Eric Reitan is a prominent pacifist, while Muste was a Marxist pacifist. However, this does encapsulate, in a dramatic way, how freewill theists conceptualize Christian love. So let's scrutinize the claim:
1. Clearly there's no logical contradiction in selectively loving some people rather than all people. If I love some people, but don't love other people, that's logically consistent.
Notice I'm not making a value judgment on the propriety of that attitude. I'm just making the observation that this statement is false from a logical standpoint.
2. Just as clearly, it's psychologically possible to selectively love some people rather than all people. And that's not just in principle. I daresay that's universal human experience. It's nonsense to say that if I can't love Hitler, then I can't love my parents or grandparents or siblings or spouse or kids or friends.
Notice, once again, I'm not making a value judgment on the propriety of that attitude. I'm just making the observation that this statement is false from a psychological and sociological standpoint.

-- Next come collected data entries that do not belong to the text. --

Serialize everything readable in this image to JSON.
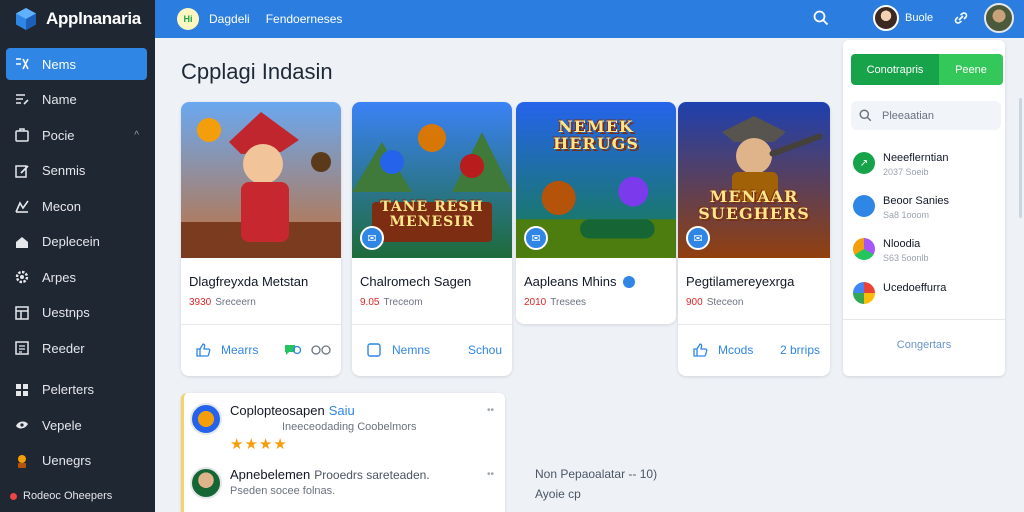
{
  "brand": {
    "name": "Applnanaria"
  },
  "sidebar": {
    "items": [
      {
        "label": "Nems",
        "icon": "apps-icon",
        "active": true
      },
      {
        "label": "Name",
        "icon": "edit-list-icon"
      },
      {
        "label": "Pocie",
        "icon": "home-icon",
        "caret": "^"
      },
      {
        "label": "Senmis",
        "icon": "edit-icon"
      },
      {
        "label": "Mecon",
        "icon": "people-icon"
      },
      {
        "label": "Deplecein",
        "icon": "house-icon"
      },
      {
        "label": "Arpes",
        "icon": "gear-icon"
      },
      {
        "label": "Uestnps",
        "icon": "window-icon"
      },
      {
        "label": "Reeder",
        "icon": "reader-icon"
      },
      {
        "label": "Pelerters",
        "icon": "grid-icon"
      },
      {
        "label": "Vepele",
        "icon": "globe-icon"
      },
      {
        "label": "Uenegrs",
        "icon": "character-icon"
      }
    ],
    "footer": "Rodeoc Oheepers"
  },
  "topbar": {
    "logo_text": "Hi",
    "link1": "Dagdeli",
    "link2": "Fendoerneses",
    "user_name": "Buole"
  },
  "main": {
    "title": "Cpplagi Indasin",
    "cards": [
      {
        "title": "Dlagfreyxda Metstan",
        "meta_red": "3930",
        "meta": "Sreceern",
        "foot_left": "Mearrs",
        "foot_right": "",
        "has_badge": false,
        "art_text": ""
      },
      {
        "title": "Chalromech Sagen",
        "meta_red": "9.05",
        "meta": "Treceom",
        "foot_left": "Nemns",
        "foot_right": "Schou",
        "has_badge": true,
        "art_text": "TANE RESH\nMENESIR"
      },
      {
        "title": "Aapleans Mhins",
        "meta_red": "2010",
        "meta": "Tresees",
        "foot_left": "",
        "foot_right": "",
        "has_badge": true,
        "art_text": "NEMEK\nHERUGS"
      },
      {
        "title": "Pegtilamereyexrga",
        "meta_red": "900",
        "meta": "Steceon",
        "foot_left": "Mcods",
        "foot_right": "2 brrips",
        "has_badge": true,
        "art_text": "MENAAR\nSUEGHERS"
      }
    ]
  },
  "right_panel": {
    "toggle": [
      "Conotrapris",
      "Peene"
    ],
    "search_placeholder": "Pleeaatian",
    "items": [
      {
        "title": "Neeeflerntian",
        "sub": "2037 Soeib",
        "color": "#16a34a"
      },
      {
        "title": "Beoor Sanies",
        "sub": "Sa8 1ooom",
        "color": "#2f86e5"
      },
      {
        "title": "Nloodia",
        "sub": "S63 5oonlb",
        "color": "#a855f7"
      },
      {
        "title": "Ucedoeffurra",
        "sub": "",
        "color": "#ea4335"
      }
    ],
    "link": "Congertars"
  },
  "feed": {
    "items": [
      {
        "title": "Coplopteosapen",
        "tag": "Saiu",
        "sub": "Ineeceodading Coobelmors",
        "stars": "★★★★"
      },
      {
        "title": "Apnebelemen",
        "tag": "Prooedrs sareteaden.",
        "sub": "Pseden socee folnas."
      }
    ]
  },
  "note": {
    "line1": "Non Pepaoalatar -- 10)",
    "line2": "Ayoie cp"
  },
  "colors": {
    "accent": "#2f86e5",
    "sidebar": "#1f2733",
    "green": "#16a34a"
  }
}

It's important to draw these distinctions in part because, in my experience, internet freewill theists are prone to indulge in virtue-signaling. They engage in self-congratulatory comparisons that have no basis in reality. Back-patting rhetoric.

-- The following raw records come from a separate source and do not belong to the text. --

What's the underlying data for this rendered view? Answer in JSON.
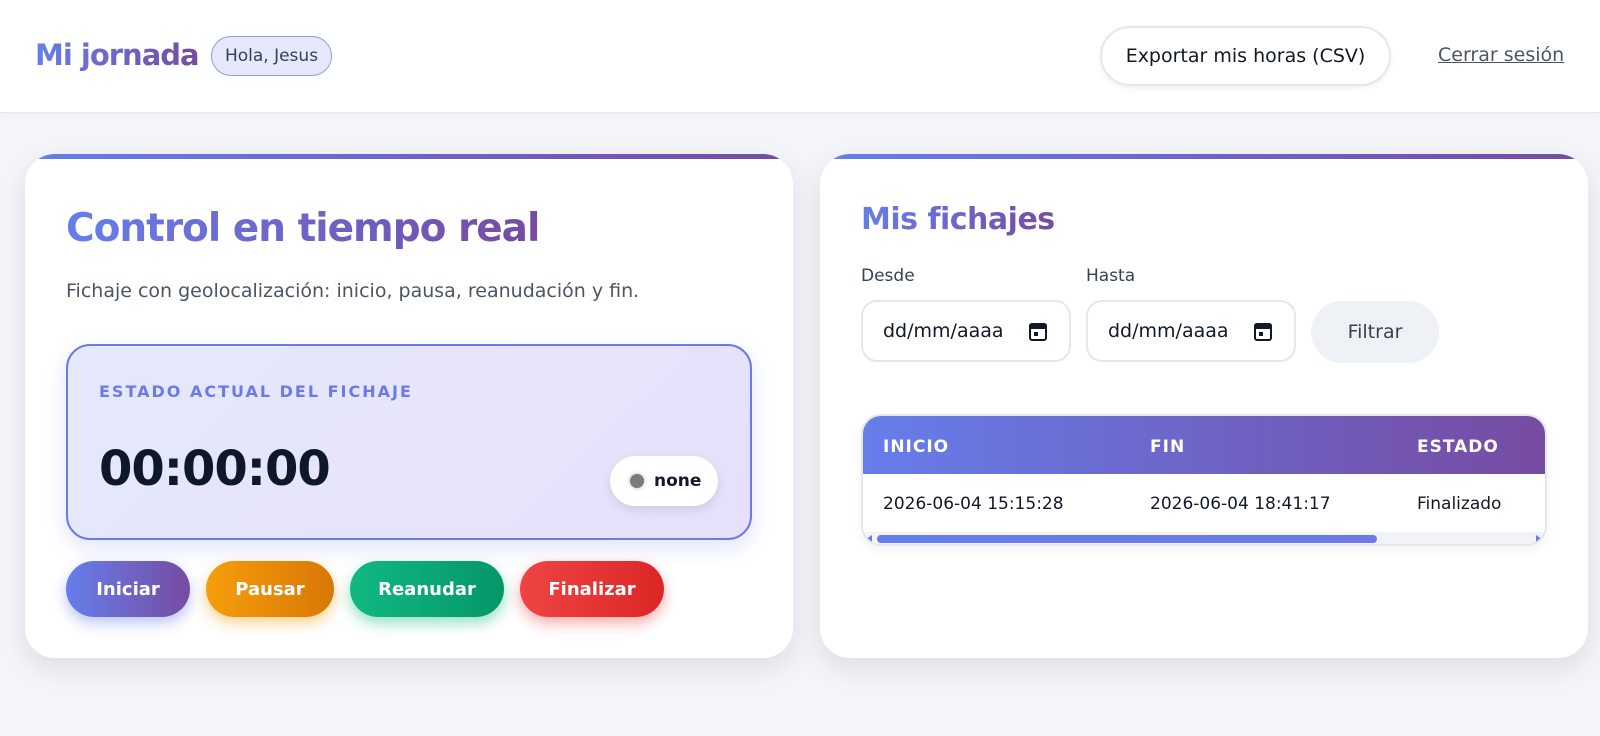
{
  "header": {
    "brand": "Mi jornada",
    "greeting": "Hola, Jesus",
    "export_label": "Exportar mis horas (CSV)",
    "logout_label": "Cerrar sesión"
  },
  "control": {
    "title": "Control en tiempo real",
    "subtitle": "Fichaje con geolocalización: inicio, pausa, reanudación y fin.",
    "status_label": "ESTADO ACTUAL DEL FICHAJE",
    "timer": "00:00:00",
    "status_value": "none",
    "actions": {
      "start": "Iniciar",
      "pause": "Pausar",
      "resume": "Reanudar",
      "finish": "Finalizar"
    }
  },
  "records": {
    "title": "Mis fichajes",
    "from_label": "Desde",
    "to_label": "Hasta",
    "from_placeholder": "dd/mm/aaaa",
    "to_placeholder": "dd/mm/aaaa",
    "filter_label": "Filtrar",
    "columns": [
      "INICIO",
      "FIN",
      "ESTADO"
    ],
    "rows": [
      [
        "2026-06-04 15:15:28",
        "2026-06-04 18:41:17",
        "Finalizado"
      ]
    ]
  },
  "icons": {
    "calendar": "calendar-icon",
    "status_dot": "status-dot-icon"
  },
  "colors": {
    "accent_start": "#667eea",
    "accent_end": "#764ba2",
    "pause": "#f59e0b",
    "resume": "#10b981",
    "finish": "#ef4444"
  }
}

3. At best, then, the statement is mean to express an ideal. What ought to be the case.
And it's true that Scripture commands Christians to practice love in general. Love our neighbors. Love our enemies.
4. That, however, also turns on the definition of love. Consider two candidates:
i) An emotion. Affection.
Certainly that's a valid definition of love, but is in applicable in this context? For instance, there are currently about 7 billion humans on the planet, but I don't have affection for most of them because I don't know that most of them exist. I don't know who they are. The figure is just an abstraction. I know that they exist in the sense that there must be that many individuals to comprise that total, but I don't know them all as individuals. I can't have the same affection for them that I have for someone I know.
On that definition, not loving someone doesn't mean hating them. If I don't know you exist, I don't love you, hate you, like you, or dislike you. I have no feelings about you whatsoever.
ii) An action. Acting in someone's best interest.
That's a common alternate definition. And I think it's often valid.
That distinction makes it possible to distinguish affection from compassion. I don't have to have affection for someone to have compassion for someone. Compassion can be more abstract. Imagining myself in their situation.
5. But in a fallen world, it isn't possible to love everyone in the sense of (4). I can't simultaneously act in Hitler's best interests and Jewish best interests, because those are diametrically opposed. Hitler posed an existential threat to Jews. I can love Hitler at the expense of Jews, or I can love Jews and the expense of Hitler, but I can't do both at the same time. Take the plot to assassinate Hitler.
So this aphorism ("If I can't love Hitler, I can't love anybody") turns out to be an unwitting reductio ad absurdum not only of universalism but Arminianism.